ENTRYPOINT ["conda", "run", "-n", "example", \
            "python", "-c", \
            "import numpy; print('success!')"]

Note: Outside any specific best practice being demonstrated, the Dockerfiles in this article are not examples of best practices, since the added complexity would obscure the main point of the article.

Python on Docker Production Handbook Need to ship quickly, and don’t have time to figure out every detail on your own? Read the concise, action-oriented Python on Docker Production Handbook.

The resulting image is 970MB, which is quite surprisingly large. Where is all the disk space being going?

  1. Conda caches downloaded packages by default.
  2. The base environment where the Conda toolchain is installed takes up a bunch of space; it has its own copy of Python, for example, in this case Python 3.7.

That second reason means the base image we used, continuumio/miniconda3, is 430MB. For comparison, the python:3.8-slim-buster image is 115MB, and it already includes the version of Python we’d want to use.

Let’s get rid of Conda!

The first reason for extra size is fairly standard with package managers, and can typically be fixed by either configuration or a well-targeted rm -rf. The second problem, however, is Conda-specific: the base Conda environment is necessary for installation of packages, but once we’re running the code it really doesn’t add much.

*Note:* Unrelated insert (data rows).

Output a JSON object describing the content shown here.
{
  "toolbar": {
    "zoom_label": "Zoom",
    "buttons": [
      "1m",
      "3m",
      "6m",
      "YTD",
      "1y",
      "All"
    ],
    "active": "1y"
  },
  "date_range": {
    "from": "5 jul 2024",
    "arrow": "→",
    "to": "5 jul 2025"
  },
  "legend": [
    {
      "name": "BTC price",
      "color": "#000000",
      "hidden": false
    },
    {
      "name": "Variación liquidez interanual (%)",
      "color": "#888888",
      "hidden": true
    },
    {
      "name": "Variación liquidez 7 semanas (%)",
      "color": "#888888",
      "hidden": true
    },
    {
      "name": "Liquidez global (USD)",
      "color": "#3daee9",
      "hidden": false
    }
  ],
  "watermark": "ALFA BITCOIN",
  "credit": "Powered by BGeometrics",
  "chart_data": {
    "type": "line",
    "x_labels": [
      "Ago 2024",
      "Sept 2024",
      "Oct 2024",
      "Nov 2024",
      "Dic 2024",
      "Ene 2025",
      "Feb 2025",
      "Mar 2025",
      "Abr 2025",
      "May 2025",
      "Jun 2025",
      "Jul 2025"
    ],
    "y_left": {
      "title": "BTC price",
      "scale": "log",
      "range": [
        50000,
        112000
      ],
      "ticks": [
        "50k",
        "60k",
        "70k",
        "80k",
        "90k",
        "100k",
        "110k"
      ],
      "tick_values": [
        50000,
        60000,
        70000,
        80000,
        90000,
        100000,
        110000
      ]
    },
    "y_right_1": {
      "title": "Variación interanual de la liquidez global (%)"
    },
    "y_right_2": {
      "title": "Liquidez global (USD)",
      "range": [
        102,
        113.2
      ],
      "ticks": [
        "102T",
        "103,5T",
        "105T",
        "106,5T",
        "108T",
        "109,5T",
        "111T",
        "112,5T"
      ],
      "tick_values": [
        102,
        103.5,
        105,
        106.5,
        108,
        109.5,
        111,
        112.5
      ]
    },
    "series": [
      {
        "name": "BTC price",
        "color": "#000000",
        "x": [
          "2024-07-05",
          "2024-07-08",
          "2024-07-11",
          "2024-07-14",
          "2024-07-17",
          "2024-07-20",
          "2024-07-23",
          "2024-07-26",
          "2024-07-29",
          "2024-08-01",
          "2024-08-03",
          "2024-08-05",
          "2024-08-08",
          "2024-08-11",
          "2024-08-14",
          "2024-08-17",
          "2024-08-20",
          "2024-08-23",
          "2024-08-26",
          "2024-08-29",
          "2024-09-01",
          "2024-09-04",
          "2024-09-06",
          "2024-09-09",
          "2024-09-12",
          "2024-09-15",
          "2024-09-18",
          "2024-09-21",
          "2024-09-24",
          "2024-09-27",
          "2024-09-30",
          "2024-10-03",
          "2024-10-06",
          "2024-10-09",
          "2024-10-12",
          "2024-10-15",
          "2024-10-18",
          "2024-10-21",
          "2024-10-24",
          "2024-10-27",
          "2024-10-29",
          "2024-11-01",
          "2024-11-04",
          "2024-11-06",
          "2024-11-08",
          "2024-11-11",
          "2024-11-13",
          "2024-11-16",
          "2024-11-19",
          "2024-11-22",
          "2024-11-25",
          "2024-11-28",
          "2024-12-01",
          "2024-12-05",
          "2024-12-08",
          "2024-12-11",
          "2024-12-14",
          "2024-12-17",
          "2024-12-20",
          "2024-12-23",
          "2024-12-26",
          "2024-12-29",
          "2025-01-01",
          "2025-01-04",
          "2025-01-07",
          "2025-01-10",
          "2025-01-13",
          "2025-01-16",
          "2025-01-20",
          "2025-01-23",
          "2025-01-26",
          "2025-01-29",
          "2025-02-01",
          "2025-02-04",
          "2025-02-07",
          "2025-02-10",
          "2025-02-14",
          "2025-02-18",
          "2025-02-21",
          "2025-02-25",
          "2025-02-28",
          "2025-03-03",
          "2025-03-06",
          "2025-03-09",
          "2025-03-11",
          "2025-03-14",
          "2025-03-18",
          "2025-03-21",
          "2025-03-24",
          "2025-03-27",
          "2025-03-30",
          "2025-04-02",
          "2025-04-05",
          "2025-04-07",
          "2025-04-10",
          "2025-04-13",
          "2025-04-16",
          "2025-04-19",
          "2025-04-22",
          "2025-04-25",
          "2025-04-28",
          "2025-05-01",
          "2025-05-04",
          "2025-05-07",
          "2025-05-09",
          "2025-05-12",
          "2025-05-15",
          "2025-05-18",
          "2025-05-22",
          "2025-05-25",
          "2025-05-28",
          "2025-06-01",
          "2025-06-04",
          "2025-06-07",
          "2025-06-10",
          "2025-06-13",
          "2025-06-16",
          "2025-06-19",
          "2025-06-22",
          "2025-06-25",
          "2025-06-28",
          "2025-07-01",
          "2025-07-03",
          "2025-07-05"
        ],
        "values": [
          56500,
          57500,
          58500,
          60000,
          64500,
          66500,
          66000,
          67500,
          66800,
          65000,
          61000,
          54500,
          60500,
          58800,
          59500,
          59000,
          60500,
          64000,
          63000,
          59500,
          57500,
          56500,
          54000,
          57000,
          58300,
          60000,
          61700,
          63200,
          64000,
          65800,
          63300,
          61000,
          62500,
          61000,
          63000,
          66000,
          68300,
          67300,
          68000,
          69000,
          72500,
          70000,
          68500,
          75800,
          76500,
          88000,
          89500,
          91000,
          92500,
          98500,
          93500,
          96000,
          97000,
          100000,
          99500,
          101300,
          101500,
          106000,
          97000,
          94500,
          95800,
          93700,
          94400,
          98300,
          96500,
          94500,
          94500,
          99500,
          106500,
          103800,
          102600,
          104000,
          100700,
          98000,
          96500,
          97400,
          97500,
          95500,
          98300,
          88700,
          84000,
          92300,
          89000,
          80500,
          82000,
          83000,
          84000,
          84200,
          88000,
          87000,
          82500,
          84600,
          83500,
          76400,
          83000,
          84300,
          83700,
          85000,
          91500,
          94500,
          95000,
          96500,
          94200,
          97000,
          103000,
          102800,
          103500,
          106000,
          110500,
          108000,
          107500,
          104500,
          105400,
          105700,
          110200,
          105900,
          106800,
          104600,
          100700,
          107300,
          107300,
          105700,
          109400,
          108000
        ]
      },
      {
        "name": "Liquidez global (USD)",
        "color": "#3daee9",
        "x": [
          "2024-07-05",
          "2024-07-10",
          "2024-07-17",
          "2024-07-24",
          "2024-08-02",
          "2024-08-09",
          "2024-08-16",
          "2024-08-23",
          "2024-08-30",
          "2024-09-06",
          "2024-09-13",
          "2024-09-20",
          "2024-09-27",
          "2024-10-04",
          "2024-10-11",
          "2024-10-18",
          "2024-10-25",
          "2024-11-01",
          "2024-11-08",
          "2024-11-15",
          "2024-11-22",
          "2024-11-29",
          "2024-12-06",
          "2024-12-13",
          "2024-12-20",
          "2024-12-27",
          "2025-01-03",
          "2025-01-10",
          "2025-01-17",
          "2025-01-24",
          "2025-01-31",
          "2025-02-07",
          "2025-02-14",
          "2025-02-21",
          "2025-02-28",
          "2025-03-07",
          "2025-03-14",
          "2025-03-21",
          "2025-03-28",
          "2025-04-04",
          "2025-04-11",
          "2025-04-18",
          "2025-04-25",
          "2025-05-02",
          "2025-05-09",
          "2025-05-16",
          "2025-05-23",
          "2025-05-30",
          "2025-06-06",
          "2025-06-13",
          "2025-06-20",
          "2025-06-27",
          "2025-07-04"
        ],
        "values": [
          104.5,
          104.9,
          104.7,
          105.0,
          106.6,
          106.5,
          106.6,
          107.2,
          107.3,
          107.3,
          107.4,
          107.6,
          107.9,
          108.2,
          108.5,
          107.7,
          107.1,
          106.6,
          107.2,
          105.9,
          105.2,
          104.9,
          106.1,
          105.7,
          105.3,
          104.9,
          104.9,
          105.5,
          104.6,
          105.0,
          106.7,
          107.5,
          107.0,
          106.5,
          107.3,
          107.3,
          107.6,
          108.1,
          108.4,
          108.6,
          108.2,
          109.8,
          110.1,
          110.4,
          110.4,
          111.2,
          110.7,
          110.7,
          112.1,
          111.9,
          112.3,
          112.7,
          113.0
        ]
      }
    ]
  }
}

Enter conda-pack, a tool that let’s you package a Conda environment into a standalone environment, with no need for the Conda toolchain. Once we’ve packaged up our environment that way, we can copy it into a new image that only contains that self-contained environment.

Again, if you’re not familiar with multi-stage builds, I recommend reading my introduction to multi-stage builds first.

Here’s what our new Dockerfile looks like:

# The build-stage image:
FROM continuumio/miniconda3 AS build

# Install the package as normal:
COPY environment.yml .
RUN conda env create -f environment.yml

# Install conda-pack:
RUN conda install -c conda-forge conda-pack

# Use conda-pack to create a standalone enviornment
# in /venv:
RUN conda-pack -n example -o /tmp/env.tar && \
  mkdir /venv && cd /venv && tar xf /tmp/env.tar && \
  rm /tmp/env.tar

# We've put venv in same path it'll be in final image,
# so now fix up paths:
RUN /venv/bin/conda-unpack


# The runtime-stage image; we can use Debian as the
# base image since the Conda env also includes Python
# for us.
FROM debian:buster AS runtime

# Copy /venv from the previous stage:
COPY --from=build /venv /venv

# When image is run, run the code with the environment
# activated:
SHELL ["/bin/bash", "-c"]
ENTRYPOINT source /venv/bin/activate && \
           python -c "import numpy; print('success!')"

If we build the image, the resulting image is much smaller, and it still works just fine:

$ docker image build -t condapack .
...
$ docker container run condapack
success!
$ docker image ls condapack
REPOSITORY   TAG      IMAGE ID       SIZE
condapack    latest   6e7906bd0634   330MB

Why does this work?

Conda is an interesting packaging system in that it includes everything you need to run your program, other than the standard C library. So when we install the python=3.8 package in the environment.yml, that installs Python and all C libraries it needs.

When we use conda-pack to package our Conda environment into an isolated environment that doesn’t need Conda, the result is a directory with programs that can be run on almost any Linux distribution. So we can just copy that directory onto a plain old small Debian image, and get a self-contained running application.

Next steps

If you’re using Conda in your Docker image, conda-pack is an easy way to shrink your image. However, make sure to read my article on fast multi-stage builds; naive usage of multi-stage builds results in very slow rebuilds in CI.